Thursday, August 5, 2010

Getting the last word


My sister straps ankle weights on my father every morning after breakfast. One, two, three, four, ten. (That’s how he counts.) Then she hooks the rubber tube that is tied around his walker over his ankle. Pull backs, one, two, three, eighteen, nineteen, twenty. There are odd shaped pillows for physical therapy, and yards of multiple colored rubber scarf thingies.
“Keep those muscles strong, Dad. If you can’t walk, you can’t live at home.” (Okay, so that last sentence she mumbles while walking away from him.)
Since I have arrived his whole routine is going to hell in a hand basket. (Or rather a wheelchair.) It’s no fault of mine. It is a fascinating medical phenomenon called Depend-upon-margaret-itus.
He can’t stand up, much less walk if Margaret isn’t here. And ankle weights? I think not!
Margaret is aware of his d.u.m.itus and has given me strict instructions. Never push his wheelchair closer to where he wants to go. Toilet, Dining room table, bedroom, or in today’s case, his recliner. And that is what I told him.
“Sorry, Dad, you have to stand up and walk over.”
“Well, I can’t make it.”
“Well, I guess you’re gonna sit in your wheelchair at the breakfast table until lunch time.”
He decided he was going to get closer all by himself, thus getting the final word.
He wheeled his chair around, and yanked the walker alongside his chair.
Since he needed his hands to maneuver the walker, he was shuffling with his feet. This, I decided, was more physical therapy than ankle weights and rubber tubing any day.
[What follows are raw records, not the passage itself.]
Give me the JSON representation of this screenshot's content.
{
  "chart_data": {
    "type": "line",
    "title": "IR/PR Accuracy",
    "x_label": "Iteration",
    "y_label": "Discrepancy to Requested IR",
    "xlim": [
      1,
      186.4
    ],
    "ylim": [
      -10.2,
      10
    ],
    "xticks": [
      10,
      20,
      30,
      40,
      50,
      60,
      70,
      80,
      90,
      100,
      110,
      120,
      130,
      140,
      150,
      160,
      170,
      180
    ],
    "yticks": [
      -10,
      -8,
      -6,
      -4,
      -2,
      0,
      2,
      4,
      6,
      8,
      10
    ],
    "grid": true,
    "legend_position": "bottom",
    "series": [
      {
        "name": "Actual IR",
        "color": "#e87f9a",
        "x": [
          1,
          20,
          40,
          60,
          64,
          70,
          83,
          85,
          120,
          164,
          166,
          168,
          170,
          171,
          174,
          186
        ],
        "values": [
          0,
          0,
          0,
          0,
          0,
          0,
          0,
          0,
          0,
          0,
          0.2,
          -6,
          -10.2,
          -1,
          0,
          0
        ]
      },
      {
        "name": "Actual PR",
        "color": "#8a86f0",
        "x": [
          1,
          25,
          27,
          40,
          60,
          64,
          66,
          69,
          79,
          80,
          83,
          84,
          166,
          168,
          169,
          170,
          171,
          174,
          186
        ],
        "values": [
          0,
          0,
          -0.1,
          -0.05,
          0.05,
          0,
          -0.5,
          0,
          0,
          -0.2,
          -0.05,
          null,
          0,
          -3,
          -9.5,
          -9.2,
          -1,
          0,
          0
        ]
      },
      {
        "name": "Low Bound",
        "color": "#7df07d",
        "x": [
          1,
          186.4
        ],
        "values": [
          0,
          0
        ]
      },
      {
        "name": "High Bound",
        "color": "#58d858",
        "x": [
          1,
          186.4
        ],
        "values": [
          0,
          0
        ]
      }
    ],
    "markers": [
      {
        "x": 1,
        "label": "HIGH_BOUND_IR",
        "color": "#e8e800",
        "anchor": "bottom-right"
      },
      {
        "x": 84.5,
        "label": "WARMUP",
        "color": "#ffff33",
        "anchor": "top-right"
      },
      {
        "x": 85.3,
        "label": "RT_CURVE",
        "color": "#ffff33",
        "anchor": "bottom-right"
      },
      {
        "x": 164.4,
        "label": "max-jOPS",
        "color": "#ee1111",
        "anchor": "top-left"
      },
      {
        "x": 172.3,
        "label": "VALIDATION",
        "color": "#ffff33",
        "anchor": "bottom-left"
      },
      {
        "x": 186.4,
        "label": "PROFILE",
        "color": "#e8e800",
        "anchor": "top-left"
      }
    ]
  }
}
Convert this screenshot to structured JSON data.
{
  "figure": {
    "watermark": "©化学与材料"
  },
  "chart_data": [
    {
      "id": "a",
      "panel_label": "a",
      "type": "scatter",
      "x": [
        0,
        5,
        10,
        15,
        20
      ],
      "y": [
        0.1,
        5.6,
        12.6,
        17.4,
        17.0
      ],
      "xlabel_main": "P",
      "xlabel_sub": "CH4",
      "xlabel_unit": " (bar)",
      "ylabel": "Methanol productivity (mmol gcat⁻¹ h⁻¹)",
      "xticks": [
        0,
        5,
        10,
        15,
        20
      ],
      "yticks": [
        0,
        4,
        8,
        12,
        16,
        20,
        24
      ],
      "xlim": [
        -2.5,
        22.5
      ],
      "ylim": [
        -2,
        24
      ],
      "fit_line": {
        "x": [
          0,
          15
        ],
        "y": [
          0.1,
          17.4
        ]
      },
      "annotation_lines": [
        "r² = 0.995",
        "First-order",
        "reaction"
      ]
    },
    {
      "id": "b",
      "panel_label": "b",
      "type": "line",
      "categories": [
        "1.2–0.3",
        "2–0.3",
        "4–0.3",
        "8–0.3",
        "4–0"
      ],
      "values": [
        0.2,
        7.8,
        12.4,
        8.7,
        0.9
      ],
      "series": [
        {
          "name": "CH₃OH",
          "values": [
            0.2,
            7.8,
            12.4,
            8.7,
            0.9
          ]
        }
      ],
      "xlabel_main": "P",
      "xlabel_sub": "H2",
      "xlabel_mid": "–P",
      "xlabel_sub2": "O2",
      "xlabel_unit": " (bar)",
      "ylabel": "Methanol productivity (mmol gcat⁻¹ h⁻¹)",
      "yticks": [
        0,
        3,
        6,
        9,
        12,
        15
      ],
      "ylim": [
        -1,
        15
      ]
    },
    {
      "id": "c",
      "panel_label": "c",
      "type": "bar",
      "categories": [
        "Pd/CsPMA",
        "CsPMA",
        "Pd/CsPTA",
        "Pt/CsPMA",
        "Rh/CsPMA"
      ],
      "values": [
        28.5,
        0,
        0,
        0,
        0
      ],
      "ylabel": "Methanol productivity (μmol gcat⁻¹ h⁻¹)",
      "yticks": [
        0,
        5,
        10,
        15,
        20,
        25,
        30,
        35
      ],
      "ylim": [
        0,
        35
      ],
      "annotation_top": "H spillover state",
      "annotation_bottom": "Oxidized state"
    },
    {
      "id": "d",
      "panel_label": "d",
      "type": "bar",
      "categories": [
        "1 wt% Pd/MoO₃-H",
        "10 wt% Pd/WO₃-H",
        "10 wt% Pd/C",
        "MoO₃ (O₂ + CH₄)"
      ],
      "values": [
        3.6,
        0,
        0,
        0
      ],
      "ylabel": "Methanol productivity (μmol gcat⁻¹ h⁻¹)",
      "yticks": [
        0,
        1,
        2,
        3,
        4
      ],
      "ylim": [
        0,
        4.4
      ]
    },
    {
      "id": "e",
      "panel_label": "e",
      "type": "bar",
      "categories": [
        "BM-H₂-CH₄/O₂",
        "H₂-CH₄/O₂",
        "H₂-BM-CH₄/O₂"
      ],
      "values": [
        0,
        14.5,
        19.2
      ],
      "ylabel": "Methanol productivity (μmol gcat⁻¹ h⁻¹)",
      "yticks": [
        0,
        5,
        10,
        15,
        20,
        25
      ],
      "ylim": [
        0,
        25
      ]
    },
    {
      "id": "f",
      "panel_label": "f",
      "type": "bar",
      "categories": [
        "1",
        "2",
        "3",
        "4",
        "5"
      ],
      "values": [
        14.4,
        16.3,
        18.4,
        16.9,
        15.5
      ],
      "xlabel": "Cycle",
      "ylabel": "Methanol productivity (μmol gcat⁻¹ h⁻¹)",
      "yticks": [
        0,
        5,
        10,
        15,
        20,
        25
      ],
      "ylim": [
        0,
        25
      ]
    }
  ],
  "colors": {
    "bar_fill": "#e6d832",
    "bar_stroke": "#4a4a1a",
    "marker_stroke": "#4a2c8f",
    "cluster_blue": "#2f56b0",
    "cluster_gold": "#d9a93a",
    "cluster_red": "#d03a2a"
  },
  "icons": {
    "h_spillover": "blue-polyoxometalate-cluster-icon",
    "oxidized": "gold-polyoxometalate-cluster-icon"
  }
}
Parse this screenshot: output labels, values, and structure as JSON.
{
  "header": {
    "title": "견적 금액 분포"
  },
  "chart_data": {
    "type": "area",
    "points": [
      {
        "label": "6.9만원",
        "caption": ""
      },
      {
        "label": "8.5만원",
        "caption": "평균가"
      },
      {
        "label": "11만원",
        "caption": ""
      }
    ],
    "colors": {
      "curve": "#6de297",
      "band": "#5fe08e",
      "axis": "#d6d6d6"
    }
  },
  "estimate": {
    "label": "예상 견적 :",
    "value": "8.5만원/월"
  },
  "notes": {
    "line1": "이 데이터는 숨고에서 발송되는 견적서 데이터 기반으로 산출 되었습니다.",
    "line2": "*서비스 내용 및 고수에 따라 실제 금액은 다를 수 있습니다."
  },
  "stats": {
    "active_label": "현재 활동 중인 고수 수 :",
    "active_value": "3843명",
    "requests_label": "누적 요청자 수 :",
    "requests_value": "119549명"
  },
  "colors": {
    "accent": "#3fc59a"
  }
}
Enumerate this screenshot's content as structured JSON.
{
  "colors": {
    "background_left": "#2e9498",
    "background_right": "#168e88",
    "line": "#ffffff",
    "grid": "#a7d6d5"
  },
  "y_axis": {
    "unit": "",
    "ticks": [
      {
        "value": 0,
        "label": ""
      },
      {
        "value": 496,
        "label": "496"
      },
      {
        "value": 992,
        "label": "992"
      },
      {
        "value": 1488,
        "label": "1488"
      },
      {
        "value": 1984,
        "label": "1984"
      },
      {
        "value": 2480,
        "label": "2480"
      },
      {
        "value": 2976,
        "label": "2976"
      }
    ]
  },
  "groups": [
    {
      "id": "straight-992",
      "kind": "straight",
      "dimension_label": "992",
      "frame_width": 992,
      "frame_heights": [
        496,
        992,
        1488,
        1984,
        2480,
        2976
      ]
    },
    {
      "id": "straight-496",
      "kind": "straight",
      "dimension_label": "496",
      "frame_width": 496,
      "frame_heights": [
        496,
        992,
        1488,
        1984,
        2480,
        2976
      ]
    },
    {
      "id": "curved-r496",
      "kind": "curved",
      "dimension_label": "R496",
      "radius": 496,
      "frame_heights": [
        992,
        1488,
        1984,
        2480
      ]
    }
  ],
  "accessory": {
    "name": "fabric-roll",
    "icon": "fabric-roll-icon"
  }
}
Shuffle, yank, shuffle… Stuck.
He has managed to get the leg of the walker stuck in the wheel, and to add insult to injury, he has wedged himself between the sofa and the love seat.
Well I am just happy as a clam to see this.
And he’ll be damned if he is going to ask for help.
So we sit. Dad with his back to me pretending to be “resting”, and me sipping my coffee, pretending to be reading the paper.
After a few minutes I told him I would help him. Then I said, “Who got the last word? Huh? ME that’s who! And it’s SMILE!”
To which he replied, “Silence speaks better than words, and he flipped me the bird.”
Score: Hermon 1, Liz 0.

3 comments:

Jim Martin said...

Well, it sounds like 1:1 to me. Your stories score a point with me every time!

Twintensity said...

Great photo! You are killing me - hope you can keep up the sense of humor, because honestly, we are all fascinated. You have quite an audience here waiting to hear what Hermon - and frankly LIZ - come up with next! You can't MAKE THIS STUFF UP! But YOU can make them into something we all want to read - and relate to....do take care of you too. But keep writing!

Linz said...

Now that I'm making better time to actually read, you've got me rolling around in my chair laughing. Keep writing, Liz - your voice is authentically wonderful.